The plot is half murder-mystery, half political conspiracy, constructed of multiple but connecting storylines of several characters. By far the most interesting and entertaining to read was that of Bascule, 'the Teller', whose task it is to enter the Crypt (the name of the aforementioned computer network) which has become increasingly unstable. The Crypt is a virtual copy of the outside world where people can be resurrected and take different forms, which is indeed what Bascule does.

The book's notoriety for being challenging comes in part from Bascule's PoV chapters, which are written completely phonetically. I found that reading these parts out loud alleviated the difficulty, and listening to this as an audiobook could, I suspect, bypass the difficulty of these sections entirely. That aside, Bascule is a distinct and endearing character, and his narration contains the majority of the book's humour.

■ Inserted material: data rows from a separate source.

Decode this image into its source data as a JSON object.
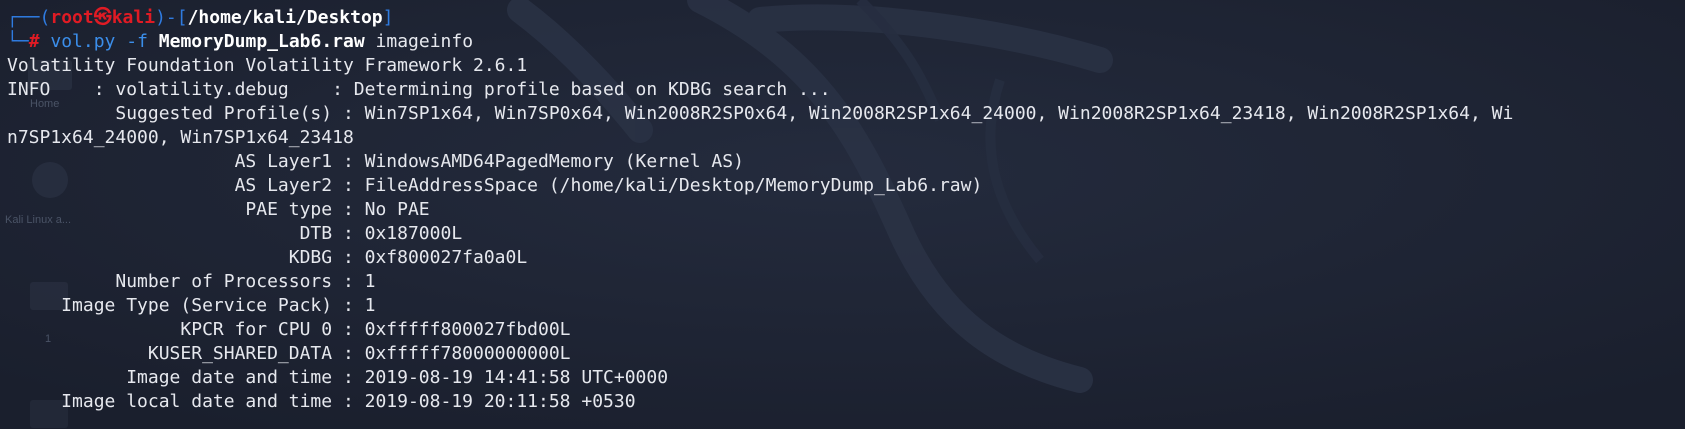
{
  "terminal": {
    "prompt": {
      "corner_top": "┌──(",
      "user": "root㉿kali",
      "mid": ")-[",
      "cwd": "/home/kali/Desktop",
      "end": "]",
      "corner_bottom": "└─",
      "hash": "# ",
      "command": "vol.py",
      "flag": "-f",
      "file": "MemoryDump_Lab6.raw",
      "plugin": "imageinfo"
    },
    "output": [
      "Volatility Foundation Volatility Framework 2.6.1",
      "INFO    : volatility.debug    : Determining profile based on KDBG search ...",
      "          Suggested Profile(s) : Win7SP1x64, Win7SP0x64, Win2008R2SP0x64, Win2008R2SP1x64_24000, Win2008R2SP1x64_23418, Win2008R2SP1x64, Wi",
      "n7SP1x64_24000, Win7SP1x64_23418",
      "                     AS Layer1 : WindowsAMD64PagedMemory (Kernel AS)",
      "                     AS Layer2 : FileAddressSpace (/home/kali/Desktop/MemoryDump_Lab6.raw)",
      "                      PAE type : No PAE",
      "                           DTB : 0x187000L",
      "                          KDBG : 0xf800027fa0a0L",
      "          Number of Processors : 1",
      "     Image Type (Service Pack) : 1",
      "                KPCR for CPU 0 : 0xfffff800027fbd00L",
      "             KUSER_SHARED_DATA : 0xfffff78000000000L",
      "           Image date and time : 2019-08-19 14:41:58 UTC+0000",
      "     Image local date and time : 2019-08-19 20:11:58 +0530"
    ]
  },
  "desktop_background": {
    "icon_labels": [
      "Home",
      "Kali Linux a...",
      "1"
    ]
  },
  "colors": {
    "background": "#1d2333",
    "text": "#e6e8ee",
    "prompt_box": "#2f7be0",
    "prompt_user": "#e01b24",
    "command": "#3b8eea"
  }
}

Some of the rules of the world presented in Feersum Endjinn were a little hard to grasp, and I certainly didn't catch everything so I won't pretend otherwise. It's definitely a book I admire, if I didn't understand 100% of the time, but that's something re-reads could resolve. I would say that with its elements of virtual reality, the challenging vocabulary, and its postmodern techniques, it would appeal to fans of works such as Neuromancer.